Objective: To evaluate aortic disease in patients with primary aldosteronism (PA) treated with spironolactone in comparison with PA patients treated with surrenectomy. Design and method: In 22 patients with idiopathic PA treated with spironolactone or canrenoate we evaluate aortic root (AR) and ascending aorta (AA) diameter, indexed for body surface area, LV mass indexed (LVMI) and plasma aldosterone levels. These patients were compared to 23 patients with PA due to adrenal adenoma after surgical treatment, matched for age, BMI, time after beginning of treatment and use of other anti-hypertensive drug classes. Results: PA patients treated with spironolactone had a greater AR dimension (16.7 ± 1.8 vs 15.6 ± 1.8 mm/m2, P = 0.025) and a higher prevalence of AR dilatation (64% vs 26%, P = 0.025) than patients surgically treated. Moreover, PA patients in spironolactone had a greater AA diameter (19.3 ± 2.3 vs 16.9 ± 2.4 mm/m2, P = 0.003) and higher prevalence of AA dilatation (45% vs 17%, P = 0.037) than PA patients surgically treated.
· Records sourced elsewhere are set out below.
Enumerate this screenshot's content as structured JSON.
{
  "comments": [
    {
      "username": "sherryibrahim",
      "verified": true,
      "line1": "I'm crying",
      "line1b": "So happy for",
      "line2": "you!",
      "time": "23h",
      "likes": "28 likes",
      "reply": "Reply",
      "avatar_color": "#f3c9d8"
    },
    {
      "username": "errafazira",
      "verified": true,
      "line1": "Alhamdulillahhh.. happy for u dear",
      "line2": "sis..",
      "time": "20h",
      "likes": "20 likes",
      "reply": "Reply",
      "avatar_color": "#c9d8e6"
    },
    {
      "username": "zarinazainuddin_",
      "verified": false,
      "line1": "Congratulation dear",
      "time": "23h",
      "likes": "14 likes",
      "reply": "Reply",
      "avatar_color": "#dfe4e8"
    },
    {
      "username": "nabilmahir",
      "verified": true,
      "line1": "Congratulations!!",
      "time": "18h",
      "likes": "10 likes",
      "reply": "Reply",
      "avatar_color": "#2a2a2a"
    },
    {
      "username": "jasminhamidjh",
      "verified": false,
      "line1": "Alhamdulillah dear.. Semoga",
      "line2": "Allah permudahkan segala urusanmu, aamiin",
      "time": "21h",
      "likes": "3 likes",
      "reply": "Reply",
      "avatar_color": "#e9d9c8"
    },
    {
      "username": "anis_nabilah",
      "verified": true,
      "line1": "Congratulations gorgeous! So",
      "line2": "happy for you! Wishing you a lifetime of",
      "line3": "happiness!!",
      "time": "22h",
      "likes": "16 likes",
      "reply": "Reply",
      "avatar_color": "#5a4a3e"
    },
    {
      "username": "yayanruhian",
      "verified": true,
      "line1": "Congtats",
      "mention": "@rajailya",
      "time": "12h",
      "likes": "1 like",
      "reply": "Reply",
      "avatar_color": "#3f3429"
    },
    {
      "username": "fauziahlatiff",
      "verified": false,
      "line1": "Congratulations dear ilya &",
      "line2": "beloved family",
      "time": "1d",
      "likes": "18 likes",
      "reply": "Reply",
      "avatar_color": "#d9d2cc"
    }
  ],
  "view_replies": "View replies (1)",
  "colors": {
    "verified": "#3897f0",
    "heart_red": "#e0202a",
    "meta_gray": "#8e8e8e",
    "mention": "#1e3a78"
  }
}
Furthermore, patients treated with spironolactone had a slightly higher plasma aldosterone levels (183 ± 116 vs 108 ± 88 pg/mL, P = 0.059) than the control group. At multivariate analysis including age and LVMI as potential confounders, AR and AA diameters were independently associated with use of spironolactone (B = 0.266, P = 0.039 and B = 0.392, P = 0.002, respectively), but these associations lost independence including also plasma aldosterone levels into the analysis. Conclusions: In patients with PA treatment with mineralocorticoid receptors antagonists is associated with a more evident aortic disease than in patients surgically treated. This association could be mediated by non-genomic effects of MRA on arterial wall.